Patterns of histone acetylation at the promoters of the β-like globin genes in erythroid (K562 and BFU-E) and nonerythroid (HeLa and CFU-GM) cells. (A) Schematic map of the human β-globin gene cluster in which the 5 genes are represented by solid boxes. The regions analyzed for histone acetylation are marked by a horizontal line under the map. (B,C) Levels of acetylation of histones H3 (acH3) and H4 (acH4) and their sum (acH3 + acH4) at the promoters of ϵ-, γ-, and β-globin and α-actin genes assessed by quantitative real-time PCR-based ChIP analysis. The data are expressed in relative units.
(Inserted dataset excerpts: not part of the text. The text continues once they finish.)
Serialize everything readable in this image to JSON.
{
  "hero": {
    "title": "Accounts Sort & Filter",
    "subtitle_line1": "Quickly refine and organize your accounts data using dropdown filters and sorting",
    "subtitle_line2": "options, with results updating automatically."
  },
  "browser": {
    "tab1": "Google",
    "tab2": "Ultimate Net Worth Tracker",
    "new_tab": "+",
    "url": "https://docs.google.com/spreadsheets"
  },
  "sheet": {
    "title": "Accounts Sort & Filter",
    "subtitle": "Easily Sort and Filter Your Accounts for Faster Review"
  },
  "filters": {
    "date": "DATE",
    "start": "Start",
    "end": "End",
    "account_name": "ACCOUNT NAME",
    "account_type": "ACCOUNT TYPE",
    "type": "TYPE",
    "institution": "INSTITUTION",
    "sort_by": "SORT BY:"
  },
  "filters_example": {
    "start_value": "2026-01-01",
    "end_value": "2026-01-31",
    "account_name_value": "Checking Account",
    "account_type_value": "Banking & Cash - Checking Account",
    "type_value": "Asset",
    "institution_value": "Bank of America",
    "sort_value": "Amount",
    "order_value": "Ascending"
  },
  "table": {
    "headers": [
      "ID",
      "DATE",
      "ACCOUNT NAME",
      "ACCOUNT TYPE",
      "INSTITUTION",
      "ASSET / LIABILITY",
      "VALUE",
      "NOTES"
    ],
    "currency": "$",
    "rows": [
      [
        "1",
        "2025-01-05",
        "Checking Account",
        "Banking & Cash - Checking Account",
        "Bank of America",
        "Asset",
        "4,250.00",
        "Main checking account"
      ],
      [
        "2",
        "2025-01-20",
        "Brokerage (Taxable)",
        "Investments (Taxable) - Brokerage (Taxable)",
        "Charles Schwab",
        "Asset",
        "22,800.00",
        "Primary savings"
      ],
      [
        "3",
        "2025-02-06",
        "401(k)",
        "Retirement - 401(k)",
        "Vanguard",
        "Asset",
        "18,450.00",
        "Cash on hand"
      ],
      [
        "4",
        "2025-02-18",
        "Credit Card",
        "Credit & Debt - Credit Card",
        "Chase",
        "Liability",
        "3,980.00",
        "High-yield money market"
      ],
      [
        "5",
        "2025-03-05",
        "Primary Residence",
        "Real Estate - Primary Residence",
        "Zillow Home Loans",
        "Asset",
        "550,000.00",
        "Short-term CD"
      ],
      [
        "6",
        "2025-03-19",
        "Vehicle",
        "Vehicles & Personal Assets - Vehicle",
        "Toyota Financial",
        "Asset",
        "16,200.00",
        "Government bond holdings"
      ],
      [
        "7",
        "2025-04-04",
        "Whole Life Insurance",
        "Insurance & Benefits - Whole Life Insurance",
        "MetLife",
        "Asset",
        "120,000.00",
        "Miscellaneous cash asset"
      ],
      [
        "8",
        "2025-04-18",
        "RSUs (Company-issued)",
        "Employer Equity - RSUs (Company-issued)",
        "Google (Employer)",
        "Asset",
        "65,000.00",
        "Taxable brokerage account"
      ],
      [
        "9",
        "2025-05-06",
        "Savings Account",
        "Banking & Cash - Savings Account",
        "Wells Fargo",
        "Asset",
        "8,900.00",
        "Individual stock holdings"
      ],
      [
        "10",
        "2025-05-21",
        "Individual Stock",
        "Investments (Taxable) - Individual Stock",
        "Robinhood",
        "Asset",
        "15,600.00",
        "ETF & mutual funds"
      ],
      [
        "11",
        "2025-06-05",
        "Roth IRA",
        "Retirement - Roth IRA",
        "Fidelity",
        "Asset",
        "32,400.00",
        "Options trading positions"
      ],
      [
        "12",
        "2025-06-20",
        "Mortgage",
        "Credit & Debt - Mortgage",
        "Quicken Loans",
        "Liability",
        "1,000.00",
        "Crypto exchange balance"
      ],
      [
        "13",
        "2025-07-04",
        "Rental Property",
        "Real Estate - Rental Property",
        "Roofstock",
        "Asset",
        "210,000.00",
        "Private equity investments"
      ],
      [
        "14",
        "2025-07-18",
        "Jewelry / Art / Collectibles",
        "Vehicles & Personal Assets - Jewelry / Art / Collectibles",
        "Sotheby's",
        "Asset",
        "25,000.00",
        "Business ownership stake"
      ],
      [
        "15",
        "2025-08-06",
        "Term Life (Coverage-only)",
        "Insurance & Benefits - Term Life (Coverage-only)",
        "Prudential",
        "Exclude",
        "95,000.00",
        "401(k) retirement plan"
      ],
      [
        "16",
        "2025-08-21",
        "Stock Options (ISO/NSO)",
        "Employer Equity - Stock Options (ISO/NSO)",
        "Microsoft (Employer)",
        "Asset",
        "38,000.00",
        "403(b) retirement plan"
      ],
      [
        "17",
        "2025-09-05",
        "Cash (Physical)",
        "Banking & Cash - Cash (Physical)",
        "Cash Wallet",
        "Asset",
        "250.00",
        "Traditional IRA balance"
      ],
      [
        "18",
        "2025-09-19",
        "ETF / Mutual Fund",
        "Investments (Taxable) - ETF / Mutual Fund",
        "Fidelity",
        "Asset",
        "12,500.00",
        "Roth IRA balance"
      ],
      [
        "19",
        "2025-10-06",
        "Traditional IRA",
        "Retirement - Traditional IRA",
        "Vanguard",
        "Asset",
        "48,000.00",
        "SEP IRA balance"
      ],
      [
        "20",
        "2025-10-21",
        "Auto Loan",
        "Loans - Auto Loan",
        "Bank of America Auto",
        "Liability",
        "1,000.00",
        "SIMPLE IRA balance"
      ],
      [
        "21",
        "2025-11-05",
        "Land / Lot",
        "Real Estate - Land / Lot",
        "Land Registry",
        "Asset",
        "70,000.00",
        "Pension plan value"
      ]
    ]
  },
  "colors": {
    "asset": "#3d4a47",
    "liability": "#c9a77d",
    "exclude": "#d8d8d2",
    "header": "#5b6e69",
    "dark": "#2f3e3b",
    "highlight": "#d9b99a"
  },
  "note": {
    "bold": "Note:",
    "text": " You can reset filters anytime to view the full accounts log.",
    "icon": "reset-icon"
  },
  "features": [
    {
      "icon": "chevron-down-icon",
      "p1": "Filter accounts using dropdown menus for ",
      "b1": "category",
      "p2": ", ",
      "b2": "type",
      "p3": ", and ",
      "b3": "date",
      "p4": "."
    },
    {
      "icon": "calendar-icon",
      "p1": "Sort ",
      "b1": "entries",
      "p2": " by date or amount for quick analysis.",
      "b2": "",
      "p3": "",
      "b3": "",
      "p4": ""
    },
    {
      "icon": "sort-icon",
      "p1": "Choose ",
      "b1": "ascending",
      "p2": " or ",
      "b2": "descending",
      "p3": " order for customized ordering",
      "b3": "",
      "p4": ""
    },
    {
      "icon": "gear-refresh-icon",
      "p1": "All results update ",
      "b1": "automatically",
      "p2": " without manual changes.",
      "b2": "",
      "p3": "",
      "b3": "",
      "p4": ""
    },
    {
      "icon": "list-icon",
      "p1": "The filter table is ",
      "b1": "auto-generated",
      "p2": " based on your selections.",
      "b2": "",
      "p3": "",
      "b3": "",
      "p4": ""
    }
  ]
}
Error bars are SD. This experiment is representative of 3 independent experiments.

Figure 3

Patterns of DNA methylation at the promoters of the γ- and β-globin genes in erythroid (K562 and BFU-E) and nonerythroid (HeLa and CFU-GM) cells. (A) Example of pyrograms generated from pyrosequencing reactions at CpG sites −54 and −51 of the γ-globin promoters (shadowed area). (B,C) Levels of DNA methylation at 5 CpG dinucleotides at γ-globin promoters and 3 CpG dinucleotides at the β-globin promoter were determined by pyrosequencing. The data are expressed as percent methylation. Error bars represent SD. This experiment is representative of 3 independent experiments. T indicates thymidine; C, cytosine.

Figure 4

Effects of different concentrations of butyrate on the expression and the epigenetic modifications of γ-globin genes. (A) Mononuclear cells from a patient with SCD were cultured at 50 and 150 μM concentrations of butyrate. BFU-E–derived colonies were counted and expressed as number of colonies per 10⁶ nucleated cells (colonies/10⁶ NC). Error bars are SD. (B) γ-Globin chain synthesis was assessed by polyacrylamide gel electrophoresis and fluorography and expressed as percentage of γ-globin chain synthesis (ie, % γ/[γ + β]). (C,D) mRNA levels were measured by quantitative real-time RT-PCR and expressed as fold change relative to the control (0 μM) and as percent γ/(β + γ). (E) Acetylation of histones H3 and H4 at the γ-globin promoters was measured by quantitative real-time PCR-based ChIP assay and is expressed in relative units and is presented as the sum of acH3 and acH4 (acH3 + acH4). (F) DNA methylation at 5 CpG sites in the γ-globin promoters was determined by pyrosequencing and is expressed as the mean of all the methylation measurements at all 5 sites. Medium and large symbols indicate that the changes relative to the control and to the 50 μM butyrate were statistically significant, respectively. This experiment is representative of 3 independent experiments.

Figure 5

Effects of butyrate on the expression and epigenetic modifications of the γ- and β-globin genes. Mononuclear cells from 5 patients with SCD (+, ×, □, ▵, ○) were cultured into BFU-E–derived colonies in the absence and presence of butyrate. mRNA levels were measured by quantitative real-time RT-PCR and expressed as percentage γ/(β + γ) and percent β/(β + γ). The levels of acetylation of histones H3 and H4 are expressed in relative units and are presented as the sum of acH3 and acH4 (acH3 + acH4). The levels of DNA methylation at the promoters of γ- and β-globin genes are expressed as the mean of methylation levels at all CpG sites (ie, 5 sites for γ-globin and 3 sites for β-globin). Solid horizontal lines represent the mean values for every condition.